Furthermore, it should be understood that although the present description refers to embodiments, not every embodiment may contain only a single embodiment, and such description is for clarity only, and those skilled in the art should make the description as a whole, and the embodiments may be appropriately combined to form other embodiments understood by those skilled in the art.

Claims

1. A short text classification-based electronic medical record data quality evaluation method is characterized by comprising the following steps: the method comprises the following steps:

s1: data processing:

s2: according to the identification:

s2.1: dividing a data set into a training set and a verification set according to the ratio of 4:1, wherein the training set is used for training a model, and optimizing the model through a cross entropy loss function based on the error of a predicted label and a real label, wherein the cross entropy loss is calculated as follows:

where l is the number of tags, y is the true tag,

is a predictive tag;

the recall is calculated as follows:

the F1 score was calculated as follows:

e_i＝Embed(x_i)

inputting e into a bidirectional long-short term memory network (BilSTM), and calculating to obtain a hidden state h as follows:

i^t＝σ(W_ih^t-1+U_ix^t+b_i)

f^t＝σ(W_fh^t-1+U_fx^t+b_f)

o^t＝σ(W_oh^t-1+U_ox^t+b_o)

a^t＝tanh(W_ah^t-1+U_ax^t+b_a)

wherein t is a time step, i is an input gate, f is a forgetting gate, o is an output gate, c is a cell state, h is a hidden state, W, U, B are model parameters, sigma and tanh are activation functions, and finally the hidden state is input into an Attention layer Attention, a meter and the like to obtain a prediction label

The calculation is as follows:

s_i＝vtanh(h_i)

w_i＝softmax(s_i)

wherein w is the weight and v is the model parameter;

2. The method for evaluating the quality of the electronic medical record data based on the short text classification as claimed in claim 1, wherein: the clean data in step S3 means that the predicted labels of all phrases in the electronic medical record are consistent with the true labels, which indicates that the sample has sufficient diagnostic basis.
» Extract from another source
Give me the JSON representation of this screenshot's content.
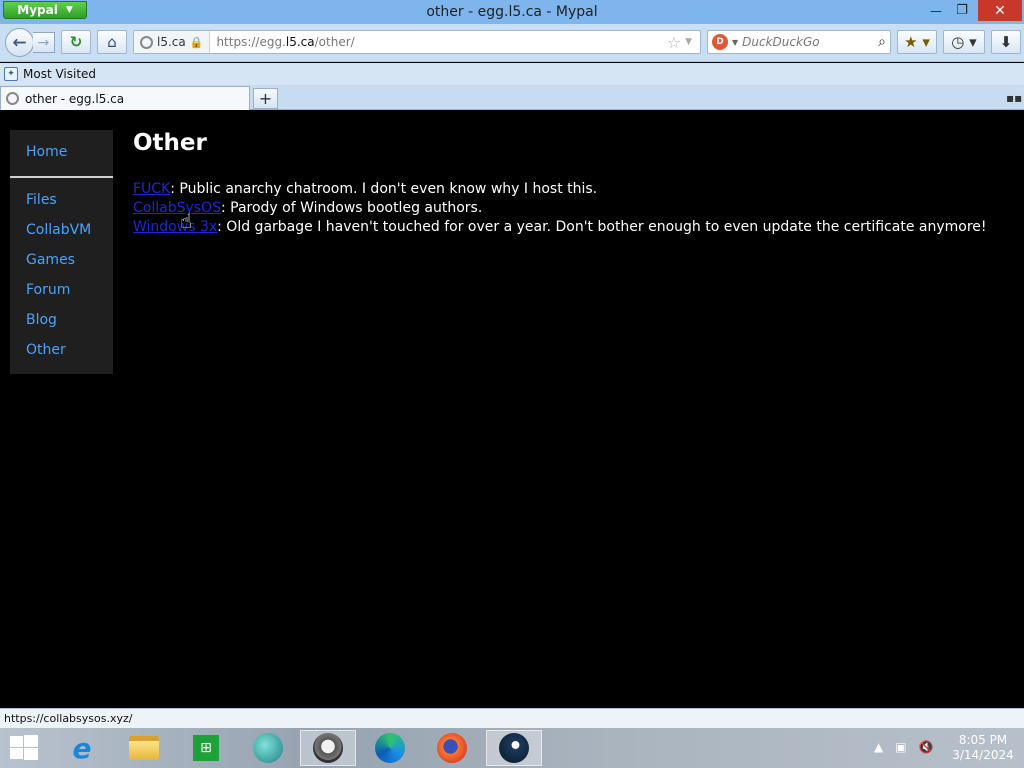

3. The method for evaluating the quality of the electronic medical record data based on the short text classification as claimed in claim 1, wherein: the high quality data in step S3 means that the most predictive label in the electronic medical record is a true label, which indicates that the sample has a large amount of diagnostic bases and a small amount of noise information.
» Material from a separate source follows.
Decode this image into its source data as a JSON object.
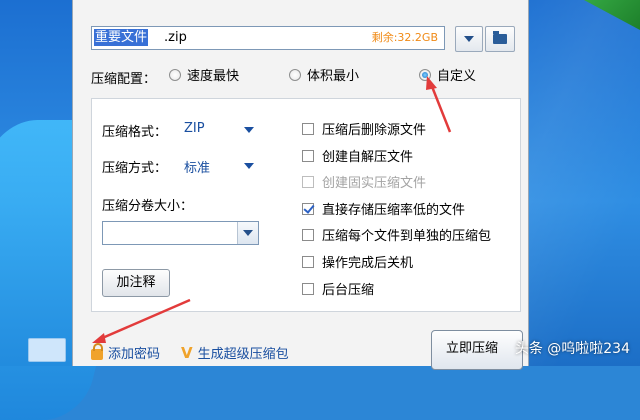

4. The method for evaluating the quality of the electronic medical record data based on the short text classification as claimed in claim 1, wherein: the low quality data in step S3 means that the most predictive label in the electronic medical record is not a true label, which indicates that the sample has a small amount of diagnostic basis and a large amount of noise information.

5. The method for evaluating the quality of the electronic medical record data based on the short text classification as claimed in claim 1, wherein: the noise data in step S3 means that the prediction labels of all phrases in the electronic medical record are not consistent with the true labels, which indicates that the sample contains noise information completely.